Inevitable abortion is the next stage in the natural course of a spontaneous abortion. At this stage, bleeding is heavier and abdominal cramps are fairly prominent. However, there is still no passage of tissues. As the name clearly states, the pregnancy is beyond salvage.
Incomplete and complete abortion describes the partial and total loss of the tissues of the pregnancy respectively. The woman complains of passage of tissues and of blood and clots. In incomplete abortion, some of the tissues are still retained in the uterus while in complete abortion the uterine cavity is free of such retained tissues. Physical examination by the gynaecologist as well as examination by ultrasonography is helpful in differentiating between the two. In a completed abortion, the pain will have subsided but in an incomplete abortion the abdominal cramps often continue till all the uterine contents are emptied.
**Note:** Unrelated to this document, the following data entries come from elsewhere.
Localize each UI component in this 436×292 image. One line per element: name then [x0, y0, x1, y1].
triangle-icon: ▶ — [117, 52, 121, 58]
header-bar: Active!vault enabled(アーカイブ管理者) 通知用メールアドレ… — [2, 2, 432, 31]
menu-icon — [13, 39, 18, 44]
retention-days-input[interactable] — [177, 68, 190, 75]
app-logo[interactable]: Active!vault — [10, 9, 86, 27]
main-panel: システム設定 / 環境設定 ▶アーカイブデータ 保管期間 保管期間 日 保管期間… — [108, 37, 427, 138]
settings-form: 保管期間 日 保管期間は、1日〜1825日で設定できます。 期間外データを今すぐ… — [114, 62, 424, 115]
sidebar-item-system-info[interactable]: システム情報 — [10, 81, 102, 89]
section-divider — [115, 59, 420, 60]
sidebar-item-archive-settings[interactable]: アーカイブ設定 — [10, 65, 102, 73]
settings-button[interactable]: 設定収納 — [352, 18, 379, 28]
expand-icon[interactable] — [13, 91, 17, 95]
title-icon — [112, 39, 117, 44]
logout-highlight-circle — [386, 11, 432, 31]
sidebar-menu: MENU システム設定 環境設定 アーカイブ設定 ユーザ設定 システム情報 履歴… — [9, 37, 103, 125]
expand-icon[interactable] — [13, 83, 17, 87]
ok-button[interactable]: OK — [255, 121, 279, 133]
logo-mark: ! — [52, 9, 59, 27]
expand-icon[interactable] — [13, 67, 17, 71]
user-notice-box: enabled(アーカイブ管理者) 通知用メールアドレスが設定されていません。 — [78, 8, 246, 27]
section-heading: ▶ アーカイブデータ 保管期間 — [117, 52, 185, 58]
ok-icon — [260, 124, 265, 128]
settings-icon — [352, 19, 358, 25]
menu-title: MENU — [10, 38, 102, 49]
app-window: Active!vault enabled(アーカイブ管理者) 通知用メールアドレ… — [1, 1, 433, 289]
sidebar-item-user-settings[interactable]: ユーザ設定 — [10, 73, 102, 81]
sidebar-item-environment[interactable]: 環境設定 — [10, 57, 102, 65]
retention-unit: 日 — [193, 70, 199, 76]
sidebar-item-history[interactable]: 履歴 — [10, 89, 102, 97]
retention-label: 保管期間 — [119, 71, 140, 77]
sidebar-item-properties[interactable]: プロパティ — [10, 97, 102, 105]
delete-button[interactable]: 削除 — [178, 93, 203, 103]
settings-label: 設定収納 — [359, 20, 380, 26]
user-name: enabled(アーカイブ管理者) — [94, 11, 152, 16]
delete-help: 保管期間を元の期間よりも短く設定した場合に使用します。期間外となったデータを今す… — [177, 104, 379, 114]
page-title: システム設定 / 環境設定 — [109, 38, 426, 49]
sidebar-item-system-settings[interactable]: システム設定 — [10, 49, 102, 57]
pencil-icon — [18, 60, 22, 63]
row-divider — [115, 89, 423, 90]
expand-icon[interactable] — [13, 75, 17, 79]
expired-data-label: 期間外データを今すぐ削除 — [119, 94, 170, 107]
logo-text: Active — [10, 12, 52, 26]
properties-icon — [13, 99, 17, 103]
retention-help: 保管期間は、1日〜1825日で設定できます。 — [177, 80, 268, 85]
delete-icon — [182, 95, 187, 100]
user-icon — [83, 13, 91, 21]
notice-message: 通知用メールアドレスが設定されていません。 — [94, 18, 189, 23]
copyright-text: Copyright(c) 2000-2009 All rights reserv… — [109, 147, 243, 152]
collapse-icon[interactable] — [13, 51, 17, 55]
Another term is "missed" abortion and this is exactly what it is. The spontaneous termination of the pregnancy occurs with hardly any symptoms. The dead foetus is retained within the uterine cavity but without causing bleeding or pain. Ultrasonography is of help in confirming the diagnosis.
The commonest cause of a miscarriage is a chromosomal abnormality in the foetus inconsistent with continuation of life. About 80 per cent of all miscarriages occur in the first trimester and of these about 90 per cent are attributed to such chromosomal abnormalities. In the second trimester, other conditions are more often contributory to the occurrence of miscarriages. Even then, chromosomal abnormalities are estimated to account for more than 30 per cent of miscarriages in the second trimester.